Using the builder is the recommended way to download datatables so you can get your customized components. I'm also downloading rather than using the CDN because this is a local app and needs to work when there is LAN but no WAN access. I'm using create-react-app and I tried to download datatables from here to a folder in my project and had the following problems:
hot-reload started taking forever (>1min)
the page itself was moving at a crawl
extensions didn't seem to be working (could have been locked up?)

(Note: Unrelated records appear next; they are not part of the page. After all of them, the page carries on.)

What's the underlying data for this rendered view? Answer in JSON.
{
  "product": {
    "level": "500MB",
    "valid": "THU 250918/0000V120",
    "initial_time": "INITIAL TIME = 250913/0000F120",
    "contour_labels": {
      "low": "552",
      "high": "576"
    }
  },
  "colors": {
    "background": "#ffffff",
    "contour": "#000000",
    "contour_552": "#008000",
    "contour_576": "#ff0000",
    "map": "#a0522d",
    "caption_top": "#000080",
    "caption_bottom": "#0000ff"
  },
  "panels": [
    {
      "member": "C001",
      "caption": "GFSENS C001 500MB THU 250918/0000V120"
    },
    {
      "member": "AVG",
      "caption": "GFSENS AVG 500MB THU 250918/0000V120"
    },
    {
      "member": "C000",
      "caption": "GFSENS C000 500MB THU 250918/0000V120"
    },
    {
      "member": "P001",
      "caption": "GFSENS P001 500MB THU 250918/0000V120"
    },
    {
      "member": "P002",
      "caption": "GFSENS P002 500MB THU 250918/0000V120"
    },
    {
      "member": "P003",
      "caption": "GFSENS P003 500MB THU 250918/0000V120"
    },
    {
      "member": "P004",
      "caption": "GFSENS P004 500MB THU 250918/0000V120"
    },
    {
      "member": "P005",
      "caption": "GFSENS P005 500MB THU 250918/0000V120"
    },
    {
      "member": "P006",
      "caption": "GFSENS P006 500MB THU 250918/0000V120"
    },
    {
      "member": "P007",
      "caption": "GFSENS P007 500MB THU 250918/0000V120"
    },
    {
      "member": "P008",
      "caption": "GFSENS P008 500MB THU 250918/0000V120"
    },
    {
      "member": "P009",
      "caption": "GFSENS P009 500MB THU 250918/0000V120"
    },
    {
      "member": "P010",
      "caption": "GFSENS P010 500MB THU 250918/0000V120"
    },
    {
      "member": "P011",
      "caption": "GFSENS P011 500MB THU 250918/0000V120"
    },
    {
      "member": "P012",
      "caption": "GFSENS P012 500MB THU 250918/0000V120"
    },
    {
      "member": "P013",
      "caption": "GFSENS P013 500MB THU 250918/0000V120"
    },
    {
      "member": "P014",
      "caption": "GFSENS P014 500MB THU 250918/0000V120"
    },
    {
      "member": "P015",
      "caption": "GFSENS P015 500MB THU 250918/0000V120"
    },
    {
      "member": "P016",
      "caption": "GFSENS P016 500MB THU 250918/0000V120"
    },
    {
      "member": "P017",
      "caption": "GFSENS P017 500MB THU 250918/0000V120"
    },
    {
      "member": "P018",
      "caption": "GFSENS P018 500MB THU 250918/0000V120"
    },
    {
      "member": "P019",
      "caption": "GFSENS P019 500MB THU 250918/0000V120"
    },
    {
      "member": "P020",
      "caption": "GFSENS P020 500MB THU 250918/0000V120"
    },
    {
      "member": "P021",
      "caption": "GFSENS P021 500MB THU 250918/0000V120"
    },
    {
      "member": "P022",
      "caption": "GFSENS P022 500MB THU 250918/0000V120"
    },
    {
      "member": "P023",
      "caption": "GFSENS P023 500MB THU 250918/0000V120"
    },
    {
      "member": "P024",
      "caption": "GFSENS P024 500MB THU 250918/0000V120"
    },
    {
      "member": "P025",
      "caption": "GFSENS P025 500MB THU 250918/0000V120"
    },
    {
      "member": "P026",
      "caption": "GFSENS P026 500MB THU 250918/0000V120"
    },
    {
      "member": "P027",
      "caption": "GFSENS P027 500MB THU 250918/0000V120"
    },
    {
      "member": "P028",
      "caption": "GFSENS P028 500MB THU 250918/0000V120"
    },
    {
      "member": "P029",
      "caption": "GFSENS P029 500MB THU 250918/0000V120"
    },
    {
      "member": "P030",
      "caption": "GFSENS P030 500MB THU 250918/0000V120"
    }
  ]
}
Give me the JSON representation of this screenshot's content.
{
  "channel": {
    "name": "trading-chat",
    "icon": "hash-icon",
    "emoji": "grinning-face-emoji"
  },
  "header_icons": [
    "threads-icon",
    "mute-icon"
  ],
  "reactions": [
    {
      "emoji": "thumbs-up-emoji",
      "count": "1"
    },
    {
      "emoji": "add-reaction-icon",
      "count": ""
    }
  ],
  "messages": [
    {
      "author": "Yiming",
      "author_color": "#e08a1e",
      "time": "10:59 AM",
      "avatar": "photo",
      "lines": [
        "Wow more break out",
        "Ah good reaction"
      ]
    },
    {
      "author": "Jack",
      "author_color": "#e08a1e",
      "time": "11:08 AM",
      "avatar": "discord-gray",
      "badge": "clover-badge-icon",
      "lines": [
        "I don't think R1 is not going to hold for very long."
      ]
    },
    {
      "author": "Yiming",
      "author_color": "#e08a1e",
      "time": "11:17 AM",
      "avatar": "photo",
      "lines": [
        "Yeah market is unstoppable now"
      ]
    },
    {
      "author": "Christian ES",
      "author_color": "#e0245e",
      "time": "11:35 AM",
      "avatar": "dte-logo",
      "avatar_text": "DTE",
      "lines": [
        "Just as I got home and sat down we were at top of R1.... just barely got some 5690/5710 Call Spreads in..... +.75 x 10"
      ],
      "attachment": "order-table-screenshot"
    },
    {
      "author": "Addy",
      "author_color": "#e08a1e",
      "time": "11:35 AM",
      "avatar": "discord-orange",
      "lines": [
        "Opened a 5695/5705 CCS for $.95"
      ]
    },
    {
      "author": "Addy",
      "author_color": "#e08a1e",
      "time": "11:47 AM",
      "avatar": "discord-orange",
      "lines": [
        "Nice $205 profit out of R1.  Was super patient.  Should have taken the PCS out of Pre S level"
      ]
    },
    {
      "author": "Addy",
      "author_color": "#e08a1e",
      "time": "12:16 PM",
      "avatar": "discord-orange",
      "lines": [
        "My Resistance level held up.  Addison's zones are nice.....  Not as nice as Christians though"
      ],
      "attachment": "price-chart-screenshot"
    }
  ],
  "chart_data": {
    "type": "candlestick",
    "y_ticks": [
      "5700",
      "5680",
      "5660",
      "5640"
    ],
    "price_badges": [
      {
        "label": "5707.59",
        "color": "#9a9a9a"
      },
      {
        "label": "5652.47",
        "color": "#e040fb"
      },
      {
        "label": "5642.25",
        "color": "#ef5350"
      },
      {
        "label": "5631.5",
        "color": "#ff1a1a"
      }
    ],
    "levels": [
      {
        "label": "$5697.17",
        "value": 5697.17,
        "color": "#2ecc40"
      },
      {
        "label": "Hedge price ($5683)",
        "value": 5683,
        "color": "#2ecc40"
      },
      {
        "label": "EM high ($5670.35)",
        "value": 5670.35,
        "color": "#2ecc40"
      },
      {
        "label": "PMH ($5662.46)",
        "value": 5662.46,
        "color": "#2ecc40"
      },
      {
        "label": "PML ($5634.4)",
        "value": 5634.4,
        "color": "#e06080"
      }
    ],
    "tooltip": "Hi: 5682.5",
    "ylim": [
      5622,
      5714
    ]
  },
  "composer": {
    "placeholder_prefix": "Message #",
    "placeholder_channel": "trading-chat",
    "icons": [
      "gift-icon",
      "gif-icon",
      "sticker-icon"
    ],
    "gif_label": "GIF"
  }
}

How do you use jQuery datatables in a react app while still being able to use the datatables extensions and without killing the hot-reload for create-react-app? Can anyone provide a working example?
Update
Apparently jQuery datatables has made some major updates since the last time I tried to use their builder and now it includes a way to npm install the extensions too. I'll post a github of a working solution if i find one before someone else can update.
Update
Here is a github i made of a react version that is partially working and a basic html/js/css version that is fully working. The readme tells what is working and not working. Can anyone show me why this not working properly?